Da parte nostra continuiamo ad operare per gli altri e anche per noi stessi, affinché alle persone colpite da malattie inguaribili siano assicurate le necessarie cure sanitarie, come è previsto, d’altra parte, non solo dalle leggi vigenti, ma anche dal semplice buon senso.

 

 

 

(1) Cfr. l’editoriale del n. 48, ottobre-dicembre 1979, di Prospettive assistenziali “Inaccettabile l’attuale riorganizzazione del settore assistenziale”.

(2) Cfr. “La non riforma dell’assistenza”, Ibidem, n. 54, aprile-giugno 1981.

(3) Ricordiamo che, ai sensi del decreto legislativo 112/1998, ai servizi sociali sono stati assegnati compiti in materia di tossicodipendenza e alcooldipendenza, finora esercitati – giustamente a nostro avviso – dal comparto sanitario.

(4) Cfr. “Gli anziani cronici non autosufficienti: eutanasia da abbandono - Una ricerca in una casa di riposo”, Ibidem, n. 59, luglio-settembre 1982.
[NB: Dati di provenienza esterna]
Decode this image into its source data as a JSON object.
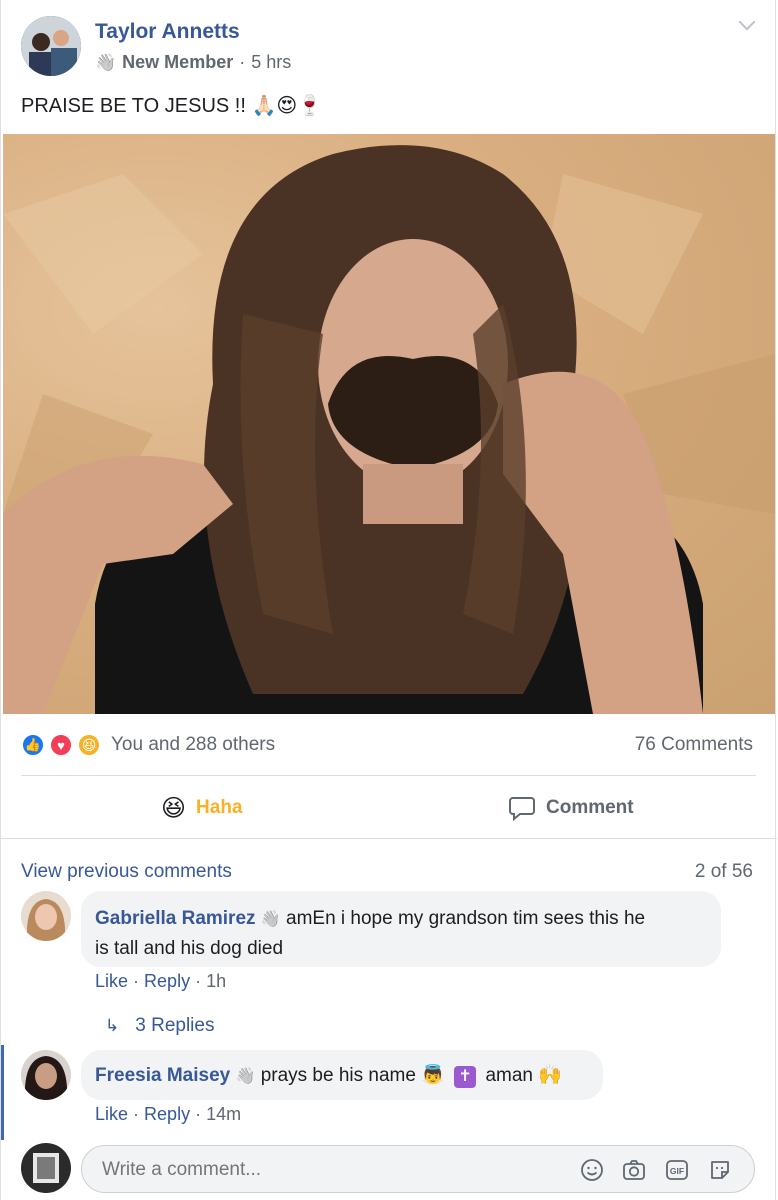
{
  "post": {
    "author": "Taylor Annetts",
    "badge": "New Member",
    "time": "5 hrs",
    "text": "PRAISE BE TO JESUS !! 🙏🏻😍🍷"
  },
  "stats": {
    "reactions_text": "You and 288 others",
    "comments_count": "76 Comments"
  },
  "actions": {
    "haha_label": "Haha",
    "comment_label": "Comment"
  },
  "comments_header": {
    "view_previous": "View previous comments",
    "count": "2 of 56"
  },
  "comments": [
    {
      "author": "Gabriella Ramirez",
      "line1": "amEn i hope my grandson tim sees this he",
      "line2": "is tall and his dog died",
      "like": "Like",
      "reply": "Reply",
      "time": "1h",
      "replies": "3 Replies"
    },
    {
      "author": "Freesia Maisey",
      "text": "prays be his name",
      "text2": "aman",
      "like": "Like",
      "reply": "Reply",
      "time": "14m"
    }
  ],
  "composer": {
    "placeholder": "Write a comment..."
  },
  "colors": {
    "link": "#385898",
    "haha": "#f7b125",
    "like_blue": "#1877f2",
    "love_red": "#f33e58"
  }
}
(5) “I nulla”, Ibidem, n. 64, ottobre-dicembre 1983.

(6) Cfr. “Tutto è pronto per una nuova emarginazione di massa”, Ibidem, n. 68, ottobre-dicembre 1984.

(7) Il Consiglio sanitario nazionale sapeva benissimo che si trattava di anziani malati. Infatti nel documento era precisato che «storicamente il non autosufficiente è stato ricoverato e assistito in ambito ospedaliero e paraospedaliero».

(8) Cfr. “La Corte di Cassazione conferma il diritto dei malati cronici alle cure sanitarie”, Ibidem, n. 117, gennaio-marzo 1997.

(9) Si pensi alla definizione di “ascolastico”, molto usata negli anni ’70-’80 con lo scopo di espellere i bambini problematici dalla scuola normale.